When the PK exposure parameters (Cmax, AUC0–24, and AUCinf) calculated using NCA were compared between Korean and Japanese subjects, we found small differences in both fasting and fed states. However, these differences were considered clinically insignificant. Because of the wide therapeutic range and large individual variability of PK–pharmacodynamic characteristics of telaprevir, the difference in exposures between Korean and Japanese subjects is trivial from a clinical perspective.17 When the individual dose-normalized Cmax and AUCinf were plotted, their distributions were similar between Korean and Japanese subjects (Figure 3). Moreover, the 90% CI of the geometric mean ratio of each exposure parameter included the value of unity, suggesting that the difference between the two ethnic groups was statistically insignificant. Additionally, while telaprevir is mainly metabolized by hepatic CYP3A4, ethnic-based genetic differences in the effect of CYP3A4 on the PK of telaprevir may be minimal because allele frequencies of CYP3A4 are similar between the Korean and Japanese populations.6

This study has some limitations. Although subject demographic characteristics were homogeneous and well distributed throughout the dose groups, the sample size, with only six subjects in each fasted group and eight subjects in the fed group, was small for investigating the PK parameters in the presence of large variability. Also, sex differences in PK characteristics could not be analyzed because only male subjects were included in this study. Considering the characteristics of absorption, distribution, and metabolism of telaprevir, a study with a larger sample size is warranted for the evaluation of dose proportionality and ethnic differences.

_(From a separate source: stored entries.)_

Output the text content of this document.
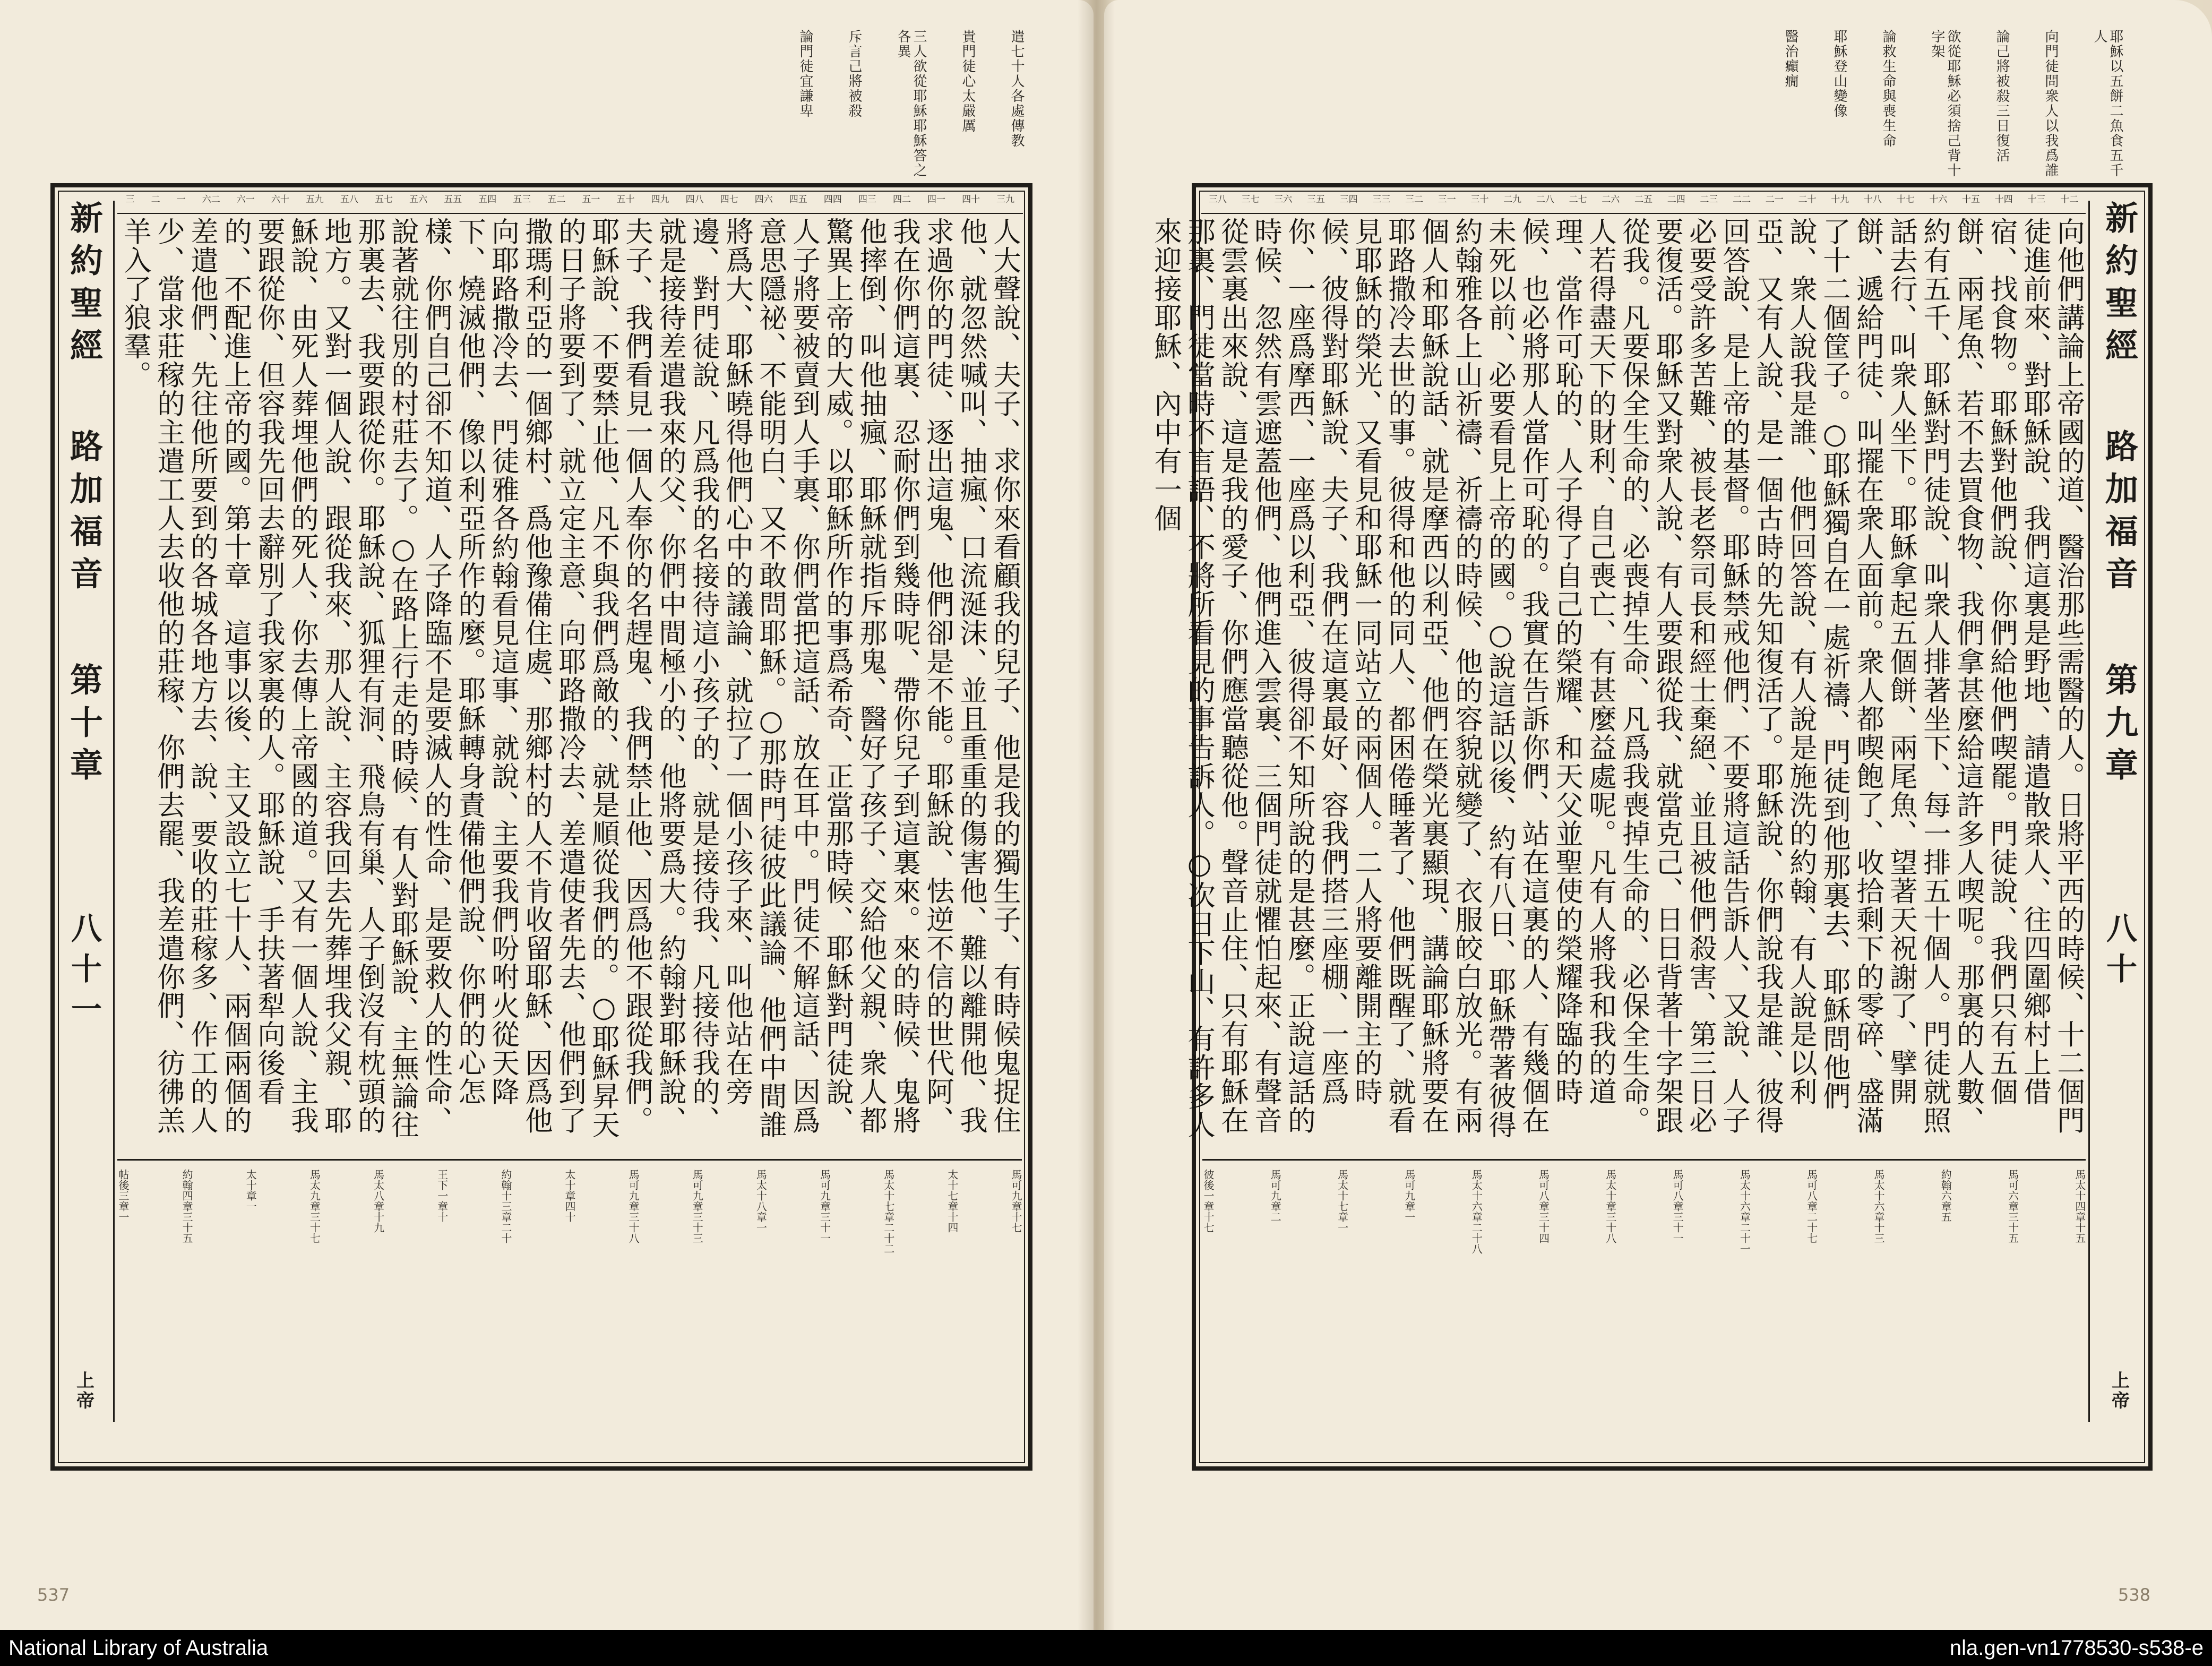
遣七十人各處傳教
貴門徒心太嚴厲
三人欲從耶穌耶穌答之各異
斥言己將被殺
論門徒宜謙卑
新約聖經
路加福音
第十章
八十一
上帝
三九
四十
四一
四二
四三
四四
四五
四六
四七
四八
四九
五十
五一
五二
五三
五四
五五
五六
五七
五八
五九
六十
六一
六二
一
二
三
人大聲說、夫子、求你來看顧我的兒子、他是我的獨生子、有時候鬼捉住他、就忽然喊叫、抽瘋、口流涎沫、並且重重的傷害他、難以離開他、我求過你的門徒、逐出這鬼、他們卻是不能。耶穌說、怯逆不信的世代阿、我在你們這裏、忍耐你們到幾時呢、帶你兒子到這裏來。來的時候、鬼將他摔倒、叫他抽瘋、耶穌就指斥那鬼、醫好了孩子、交給他父親、衆人都驚異上帝的大威。以耶穌所作的事爲希奇、正當那時候、耶穌對門徒說、人子將要被賣到人手裏、你們當把這話、放在耳中。門徒不解這話、因爲意思隱祕、不能明白、又不敢問耶穌。○那時門徒彼此議論、他們中間誰將爲大、耶穌曉得他們心中的議論、就拉了一個小孩子來、叫他站在旁邊、對門徒說、凡爲我的名接待這小孩子的、就是接待我、凡接待我的、就是接待差遣我來的父、你們中間極小的、他將要爲大。約翰對耶穌說、夫子、我們看見一個人奉你的名趕鬼、我們禁止他、因爲他不跟從我們。耶穌說、不要禁止他、凡不與我們爲敵的、就是順從我們的。○耶穌昇天的日子將要到了、就立定主意、向耶路撒冷去、差遣使者先去、他們到了撒瑪利亞的一個鄉村、爲他豫備住處、那鄉村的人不肯收留耶穌、因爲他向耶路撒冷去、門徒雅各約翰看見這事、就說、主要我們吩咐火從天降下、燒滅他們、像以利亞所作的麼。耶穌轉身責備他們說、你們的心怎樣、你們自己卻不知道、人子降臨不是要滅人的性命、是要救人的性命、說著就往別的村莊去了。○在路上行走的時候、有人對耶穌說、主無論往那裏去、我要跟從你。耶穌說、狐狸有洞、飛鳥有巢、人子倒沒有枕頭的地方。又對一個人說、跟從我來、那人說、主容我回去先葬埋我父親、耶穌說、由死人葬埋他們的死人、你去傳上帝國的道。又有一個人說、主我要跟從你、但容我先回去辭別了我家裏的人。耶穌說、手扶著犁向後看的、不配進上帝的國。第十章　這事以後、主又設立七十人、兩個兩個的差遣他們、先往他所要到的各城各地方去、說、要收的莊稼多、作工的人少、當求莊稼的主遣工人去收他的莊稼、你們去罷、我差遣你們、彷彿羔羊入了狼羣。
馬可九章十七
太十七章十四
馬太十七章二十二
馬可九章三十一
馬太十八章一
馬可九章三十三
馬可九章三十八
太十章四十
約翰十三章二十
王下一章十
馬太八章十九
馬太九章三十七
太十章一
約翰四章三十五
帖後三章一
537
耶穌以五餅二魚食五千人
向門徒問衆人以我爲誰
論己將被殺三日復活
欲從耶穌必須捨己背十字架
論救生命與喪生命
耶穌登山變像
醫治癲癇
新約聖經
路加福音
第九章
八十
上帝
十二
十三
十四
十五
十六
十七
十八
十九
二十
二一
二二
二三
二四
二五
二六
二七
二八
二九
三十
三一
三二
三三
三四
三五
三六
三七
三八
向他們講論上帝國的道、醫治那些需醫的人。日將平西的時候、十二個門徒進前來、對耶穌說、我們這裏是野地、請遣散衆人、往四圍鄉村上借宿、找食物。耶穌對他們說、你們給他們喫罷。門徒說、我們只有五個餅、兩尾魚、若不去買食物、我們拿甚麼給這許多人喫呢。那裏的人數、約有五千、耶穌對門徒說、叫衆人排著坐下、每一排五十個人。門徒就照話去行、叫衆人坐下。耶穌拿起五個餅、兩尾魚、望著天祝謝了、擘開餅、遞給門徒、叫擺在衆人面前。衆人都喫飽了、收拾剩下的零碎、盛滿了十二個筐子。○耶穌獨自在一處祈禱、門徒到他那裏去、耶穌問他們說、衆人說我是誰、他們回答說、有人說是施洗的約翰、有人說是以利亞、又有人說、是一個古時的先知復活了。耶穌說、你們說我是誰、彼得回答說、是上帝的基督。耶穌禁戒他們、不要將這話告訴人、又說、人子必要受許多苦難、被長老祭司長和經士棄絕、並且被他們殺害、第三日必要復活。耶穌又對衆人說、有人要跟從我、就當克己、日日背著十字架跟從我。凡要保全生命的、必喪掉生命、凡爲我喪掉生命的、必保全生命。人若得盡天下的財利、自己喪亡、有甚麼益處呢。凡有人將我和我的道理、當作可恥的、人子得了自己的榮耀、和天父並聖使的榮耀降臨的時候、也必將那人當作可恥的。我實在告訴你們、站在這裏的人、有幾個在未死以前、必要看見上帝的國。○說這話以後、約有八日、耶穌帶著彼得約翰雅各上山祈禱、祈禱的時候、他的容貌就變了、衣服皎白放光。有兩個人和耶穌說話、就是摩西以利亞、他們在榮光裏顯現、講論耶穌將要在耶路撒冷去世的事。彼得和他的同人、都困倦睡著了、他們既醒了、就看見耶穌的榮光、又看見和耶穌一同站立的兩個人。二人將要離開主的時候、彼得對耶穌說、夫子、我們在這裏最好、容我們搭三座棚、一座爲你、一座爲摩西、一座爲以利亞、彼得卻不知所說的是甚麼。正說這話的時候、忽然有雲遮蓋他們、他們進入雲裏、三個門徒就懼怕起來、有聲音從雲裏出來說、這是我的愛子、你們應當聽從他。聲音止住、只有耶穌在那裏、門徒當時不言語、不將所看見的事告訴人。○次日下山、有許多人來迎接耶穌、內中有一個
馬太十四章十五
馬可六章三十五
約翰六章五
馬太十六章十三
馬可八章二十七
馬太十六章二十一
馬可八章三十一
馬太十章三十八
馬可八章三十四
馬太十六章二十八
馬可九章一
馬太十七章一
馬可九章二
彼後一章十七
538
National Library of Australia	nla.gen-vn1778530-s538-e
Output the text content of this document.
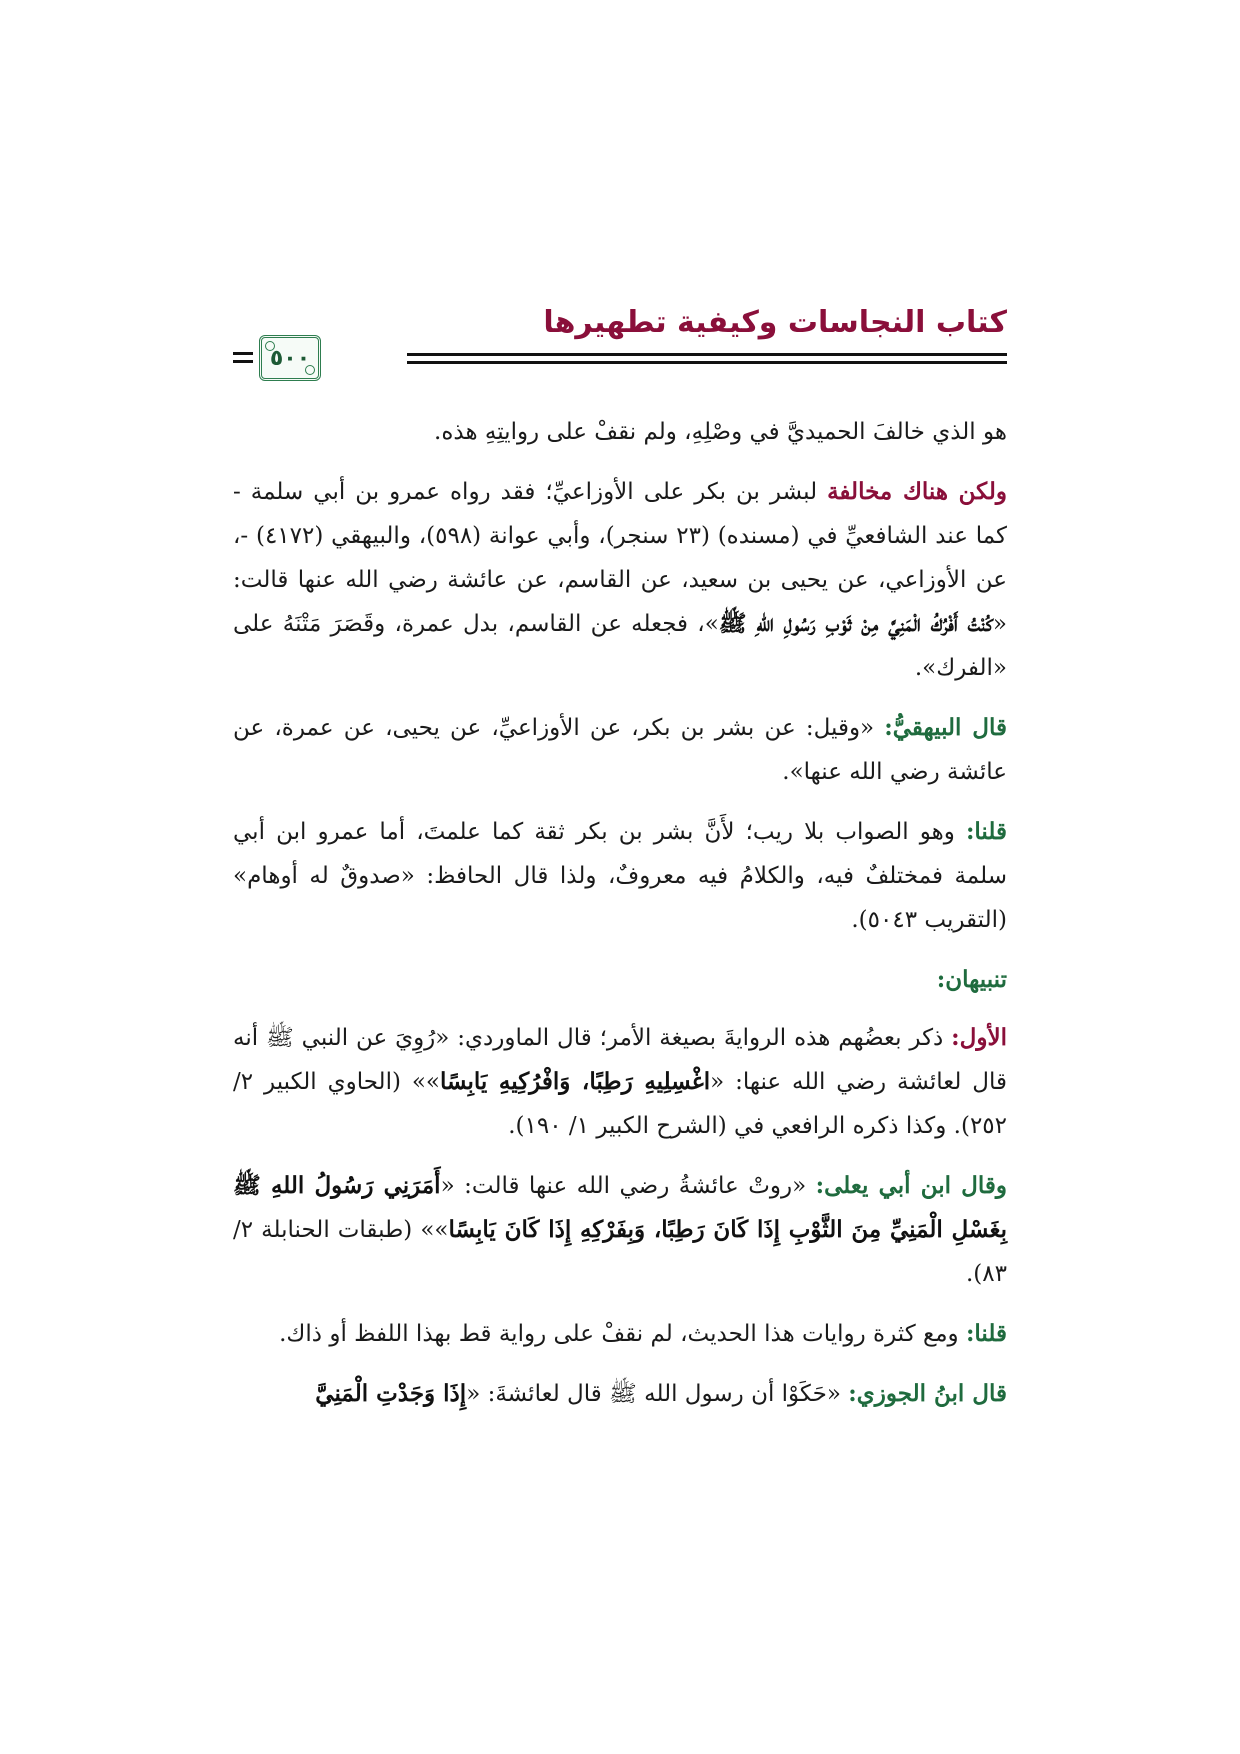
كتاب النجاسات وكيفية تطهيرها
٥٠٠

هو الذي خالفَ الحميديَّ في وصْلِهِ، ولم نقفْ على روايتِهِ هذه.

ولكن هناك مخالفة لبشر بن بكر على الأوزاعيِّ؛ فقد رواه عمرو بن أبي سلمة - كما عند الشافعيِّ في (مسنده) (٢٣ سنجر)، وأبي عوانة (٥٩٨)، والبيهقي (٤١٧٢) -، عن الأوزاعي، عن يحيى بن سعيد، عن القاسم، عن عائشة رضي الله عنها قالت: «كُنْتُ أَفْرُكُ الْمَنِيَّ مِنْ ثَوْبِ رَسُولِ اللهِ ﷺ»، فجعله عن القاسم، بدل عمرة، وقَصَرَ مَتْنَهُ على «الفرك».

قال البيهقيُّ: «وقيل: عن بشر بن بكر، عن الأوزاعيِّ، عن يحيى، عن عمرة، عن عائشة رضي الله عنها».

قلنا: وهو الصواب بلا ريب؛ لأَنَّ بشر بن بكر ثقة كما علمتَ، أما عمرو ابن أبي سلمة فمختلفٌ فيه، والكلامُ فيه معروفٌ، ولذا قال الحافظ: «صدوقٌ له أوهام» (التقريب ٥٠٤٣).

تنبيهان:

الأول: ذكر بعضُهم هذه الروايةَ بصيغة الأمر؛ قال الماوردي: «رُوِيَ عن النبي ﷺ أنه قال لعائشة رضي الله عنها: «اغْسِلِيهِ رَطِبًا، وَافْرُكِيهِ يَابِسًا»» (الحاوي الكبير ٢/ ٢٥٢). وكذا ذكره الرافعي في (الشرح الكبير ١/ ١٩٠).

وقال ابن أبي يعلى: «روتْ عائشةُ رضي الله عنها قالت: «أَمَرَنِي رَسُولُ اللهِ ﷺ بِغَسْلِ الْمَنِيِّ مِنَ الثَّوْبِ إِذَا كَانَ رَطِبًا، وَبِفَرْكِهِ إِذَا كَانَ يَابِسًا»» (طبقات الحنابلة ٢/ ٨٣).

قلنا: ومع كثرة روايات هذا الحديث، لم نقفْ على رواية قط بهذا اللفظ أو ذاك.

قال ابنُ الجوزي: «حَكَوْا أن رسول الله ﷺ قال لعائشةَ: «إِذَا وَجَدْتِ الْمَنِيَّ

In conclusion, when single doses of telaprevir ranging from 500 to 1,250 mg were administered to healthy Korean subjects, dose proportionality was unclear because of large variability and telaprevir exposure was increased after food intake. Telaprevir was well tolerated up to 1,250 mg as a single dose in the fasting state and as 750 mg multiple doses in the fed state. Moreover, the PK characteristics were similar in healthy Korean and Japanese male subjects.

Acknowledgments

We would like to appreciate all the support of the staff at the Clinical Trial Center, Seoul National University Hospital during the conduct of this study. This work was supported by Mitsubishi Tanabe Pharma Corporation, Tokyo, Japan, who sponsored the study.

Disclosure

KM and YO are employees of Mitsubishi Tanabe Pharma Corporation, Tokyo, Japan. The authors report no other conflicts of interest in this work.